Pavithra Wanniarachchi, avocate de profession et de confession bouddhiste, s'était déjà fait remarquer au mois de novembre en versant de l'eau bénite dans une rivière pour mettre fin à la pandémie. La ministre de la Santé est un pilier du Parti de la liberté du Sri Lanka (SLFP), revenu au gouvernement depuis les élections de novembre 2019 et la victoire du clan Rajapakse. A peine élu président, Gotabhaya Rajapakse s'est empressé d'asseoir son frère Mahinda dans le fauteuil de Premier ministre. Ce dernier avait été lui-même président du Sri Lanka de 2005 à 2015, deux mandats marqués par le népotisme et l'autoritarisme. Alors secrétaire d'Etat à la Défense, Gotabhaya avait mis fin à vingt-six ans de guerre civile par un assaut contre la rébellion tamoule qui aurait fait, selon l'ONU, plus de 40 000 morts civils.

Manifestation contre les crémations forcées des musulmans décidée par le gouvernement, le 31 décembre à Colombo, la capitale économique.

Photo Ishara S. Kodikara. AFP

Depuis le début de la crise du Covid, les vieux démons autoritaires semblent resurgir sur l'île, où l'économie est dévastée par l'arrêt brutal du tourisme. En décembre, l'Institut international pour la démocratie et l'assistance électorale (Idea) a pointé l'intolérance croissante envers la minorité musulmane, déjà discriminée après les très meurtriers attentats jihadistes du dimanche de Pâques 2019. Les morts musulmans du Covid-19 ont été incinérés de force, bien que la crémation aille à l'encontre de leurs coutumes religieuses, et certains médias sri-lankais sont allés jusqu'à blâmer les musulmans pour la propagation du coronavirus.
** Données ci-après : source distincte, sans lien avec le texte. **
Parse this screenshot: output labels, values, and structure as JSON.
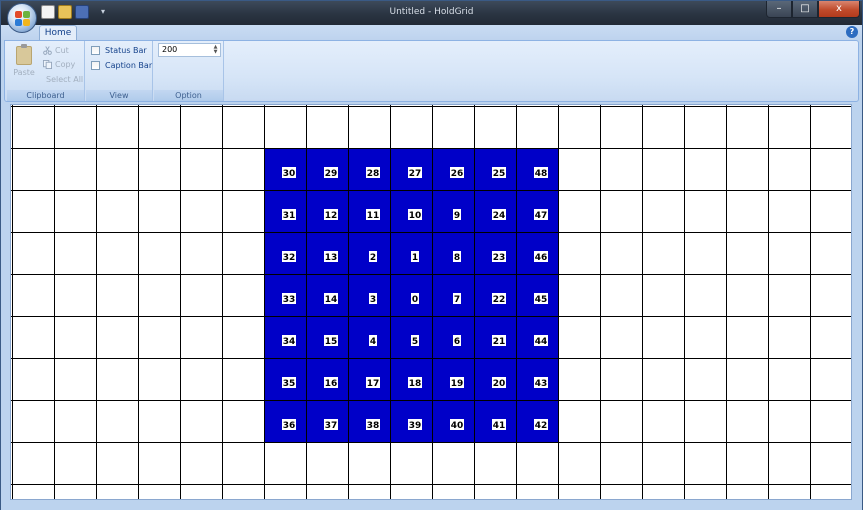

L'Idea, une organisation intergouvernementale basée à Stockholm, s'inquiète également d'un «usage excessif de la force» dans la mise en œuvre des mesures sanitaires et du fait que le gouvernement fasse appel à l'armée pour faire respecter les restrictions de déplacement et gérer les centres de quarantaine.

Lignes brouillées

Pour le site hongkongais Asia Times, la démocratie sri-lankaise, déjà minée par le nationalisme bouddhiste cinghalais, glisse dangereusement vers la militarisation. Chamal Rajapakse, frère de Gotabhaya et Mahinda et actuel ministre de la Défense, s'emploie à brouiller les lignes : les conférences de presse de la police sont désormais données par son ministère et le redouté Service de renseignement de l'Etat (SIS) a été placé sous le contrôle d'un militaire. Alors que le gouvernement intensifie son contrôle sur les réseaux sociaux, le réseau d'ONG Free Medias Movement alerte sur le fait que des citoyens ont été arrêtés et interrogés par les forces de sécurité pour avoir critiqué la gestion de la pandémie sur les réseaux sociaux.
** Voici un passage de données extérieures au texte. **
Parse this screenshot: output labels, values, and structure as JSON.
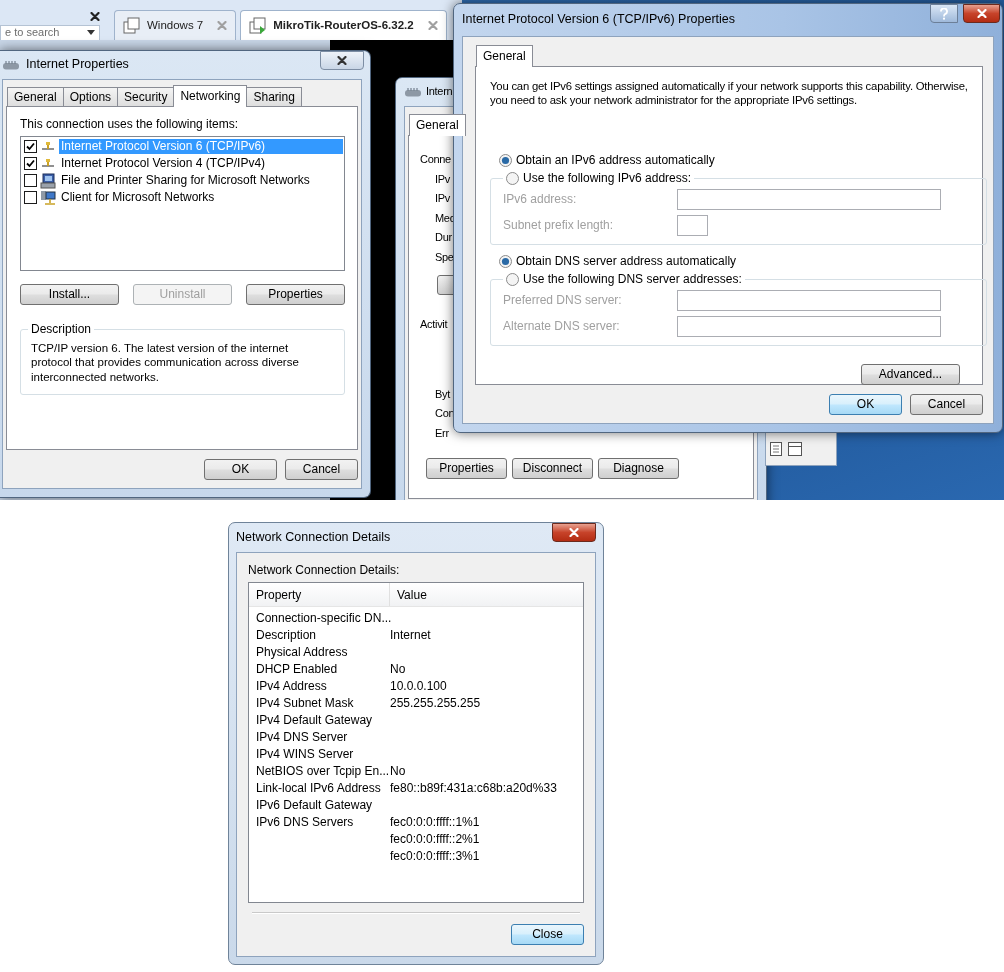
{
  "background_window": {
    "search_placeholder": "e to search",
    "tabs": [
      {
        "label": "Windows 7",
        "selected": false
      },
      {
        "label": "MikroTik-RouterOS-6.32.2",
        "selected": true
      }
    ]
  },
  "internet_properties": {
    "title": "Internet Properties",
    "tabs": [
      {
        "label": "General",
        "selected": false
      },
      {
        "label": "Options",
        "selected": false
      },
      {
        "label": "Security",
        "selected": false
      },
      {
        "label": "Networking",
        "selected": true
      },
      {
        "label": "Sharing",
        "selected": false
      }
    ],
    "items_label": "This connection uses the following items:",
    "items": [
      {
        "label": "Internet Protocol Version 6 (TCP/IPv6)",
        "kind": "protocol",
        "checked": true,
        "selected": true
      },
      {
        "label": "Internet Protocol Version 4 (TCP/IPv4)",
        "kind": "protocol",
        "checked": true,
        "selected": false
      },
      {
        "label": "File and Printer Sharing for Microsoft Networks",
        "kind": "service",
        "checked": false,
        "selected": false
      },
      {
        "label": "Client for Microsoft Networks",
        "kind": "client",
        "checked": false,
        "selected": false
      }
    ],
    "buttons": [
      {
        "label": "Install...",
        "disabled": false
      },
      {
        "label": "Uninstall",
        "disabled": true
      },
      {
        "label": "Properties",
        "disabled": false
      }
    ],
    "description_title": "Description",
    "description": "TCP/IP version 6. The latest version of the internet protocol that provides communication across diverse interconnected networks.",
    "footer_buttons": [
      "OK",
      "Cancel"
    ]
  },
  "status_window": {
    "title": "Intern",
    "tab": "General",
    "sections": [
      {
        "heading": "Conne",
        "rows": [
          "IPv",
          "IPv",
          "Med",
          "Dur",
          "Spe"
        ]
      },
      {
        "heading": "Activit",
        "rows": [
          "Byt",
          "Con",
          "Err"
        ]
      }
    ],
    "buttons": [
      "Properties",
      "Disconnect",
      "Diagnose"
    ]
  },
  "ipv6_dialog": {
    "title": "Internet Protocol Version 6 (TCP/IPv6) Properties",
    "tab": "General",
    "intro": "You can get IPv6 settings assigned automatically if your network supports this capability. Otherwise, you need to ask your network administrator for the appropriate IPv6 settings.",
    "groups": [
      {
        "auto_label": "Obtain an IPv6 address automatically",
        "manual_label": "Use the following IPv6 address:",
        "auto_selected": true,
        "fields": [
          {
            "label": "IPv6 address:",
            "kind": "wide"
          },
          {
            "label": "Subnet prefix length:",
            "kind": "short"
          }
        ]
      },
      {
        "auto_label": "Obtain DNS server address automatically",
        "manual_label": "Use the following DNS server addresses:",
        "auto_selected": true,
        "fields": [
          {
            "label": "Preferred DNS server:",
            "kind": "wide"
          },
          {
            "label": "Alternate DNS server:",
            "kind": "wide"
          }
        ]
      }
    ],
    "advanced_button": "Advanced...",
    "footer_buttons": [
      "OK",
      "Cancel"
    ]
  },
  "details_dialog": {
    "title": "Network Connection Details",
    "label": "Network Connection Details:",
    "columns": [
      "Property",
      "Value"
    ],
    "rows": [
      {
        "property": "Connection-specific DN..."
      },
      {
        "property": "Description",
        "values": [
          "Internet"
        ]
      },
      {
        "property": "Physical Address"
      },
      {
        "property": "DHCP Enabled",
        "values": [
          "No"
        ]
      },
      {
        "property": "IPv4 Address",
        "values": [
          "10.0.0.100"
        ]
      },
      {
        "property": "IPv4 Subnet Mask",
        "values": [
          "255.255.255.255"
        ]
      },
      {
        "property": "IPv4 Default Gateway"
      },
      {
        "property": "IPv4 DNS Server"
      },
      {
        "property": "IPv4 WINS Server"
      },
      {
        "property": "NetBIOS over Tcpip En...",
        "values": [
          "No"
        ]
      },
      {
        "property": "Link-local IPv6 Address",
        "values": [
          "fe80::b89f:431a:c68b:a20d%33"
        ]
      },
      {
        "property": "IPv6 Default Gateway"
      },
      {
        "property": "IPv6 DNS Servers",
        "values": [
          "fec0:0:0:ffff::1%1",
          "fec0:0:0:ffff::2%1",
          "fec0:0:0:ffff::3%1"
        ]
      }
    ],
    "close_button": "Close"
  }
}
Suite à deux foyers d’infection majeurs, une usine de textile et un marché aux poissons, le pays, qui ne déplorait que 13 000 cas et 13 morts en octobre, connaît une brusque accélération de la pandémie, avec désormais un total de 57 000 cas et 278 morts, et les médecins appellent à augmenter le rythme de 13 000 tests PCR réalisés par jour. «En tant que pays, nous avons échoué à gérer le virus et à le garder à l’intérieur de la province de l’Ouest et maintenant il s’est répandu dans tout le pays, a assené vendredi le porte-parole de l’Association des médecins du gouvernement (GMOA). Or, le Sri Lanka a une capacité de soins limitée et nous avons déjà de nombreuses zones à haut risque dans le pays.» Semblant revenir à la réalité, l’Etat a approuvé en urgence, vendredi, le vaccin AstraZeneca, et accepté dans le même temps l’offre de vaccin gratuit faite par l’Inde à tous ses voisins. Les soignants, l’armée, la police et les personnes âgées les plus vulnérables seront prioritaires, a précisé le Président, qui s’est dit prêt à passer également des commandes de vaccins à la Chine et à la Russie.